Indonesia Ends Cooperation on Emissions Initiative With Norway
(Bloomberg) -- Indonesia has abandoned plans to cooperate with Norway on reducing its greenhouse gas emissions, the foreign affairs ministry said in a statement released on Friday.
Norway had agreed to pay the Southeast Asian country up to $1 billion for cutting emissions from deforestation and forest degradation as part of the REDD+ initiative. The countries co-signed a letter of intent in 2010.
The Ministry of Foreign Affairs said Indonesia had reduced emissions by 11.2 million tons of carbon dioxide equivalent (CO2eq) during 2016-17, and cited lack of progress in receiving payment as a reason for terminating the agreement. Last year, Norway announced it would pay NOK 530 million ($61 million) for a reduction of approximately 4.8 million tons of CO2eq in 2016-17, once the numbers had been independently verified. The reimbursement was to be the Scandinavian country’s first under the scheme.
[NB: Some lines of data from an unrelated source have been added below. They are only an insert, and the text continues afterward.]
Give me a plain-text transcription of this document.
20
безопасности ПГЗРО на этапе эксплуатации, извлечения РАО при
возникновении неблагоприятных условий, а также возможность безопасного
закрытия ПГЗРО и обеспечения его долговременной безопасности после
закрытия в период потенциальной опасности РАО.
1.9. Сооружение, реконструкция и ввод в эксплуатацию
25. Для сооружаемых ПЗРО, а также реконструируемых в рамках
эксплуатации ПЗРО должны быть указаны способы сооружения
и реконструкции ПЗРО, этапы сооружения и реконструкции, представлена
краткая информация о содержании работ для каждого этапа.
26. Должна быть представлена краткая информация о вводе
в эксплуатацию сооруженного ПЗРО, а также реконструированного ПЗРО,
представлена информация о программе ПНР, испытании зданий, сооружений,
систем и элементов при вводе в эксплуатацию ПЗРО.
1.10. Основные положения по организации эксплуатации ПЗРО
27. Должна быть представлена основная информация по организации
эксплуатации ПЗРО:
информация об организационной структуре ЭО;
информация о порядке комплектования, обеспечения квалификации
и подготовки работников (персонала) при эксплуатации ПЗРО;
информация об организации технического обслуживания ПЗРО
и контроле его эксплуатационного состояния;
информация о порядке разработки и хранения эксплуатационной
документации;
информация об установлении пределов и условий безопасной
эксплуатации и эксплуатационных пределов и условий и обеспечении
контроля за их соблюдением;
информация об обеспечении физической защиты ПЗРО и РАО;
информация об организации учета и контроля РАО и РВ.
Norway’s International Climate and Forest Initiative said in a statement that formal notice of termination had been received and that the government had viewed talks as “constructive and progressing well, within the frameworks set by our two countries’ regulatory limits.”
Last year, Indonesia secured $103.8 million from the Green Climate Fund under the REDD+ initiative, after reducing emissions by 20.3 million tons of CO2eq between 2014 and 2016.
Indonesia says it remains committed to reducing emissions and notes it has made significant progress towards fulfilling its obligations under the Paris Agreement.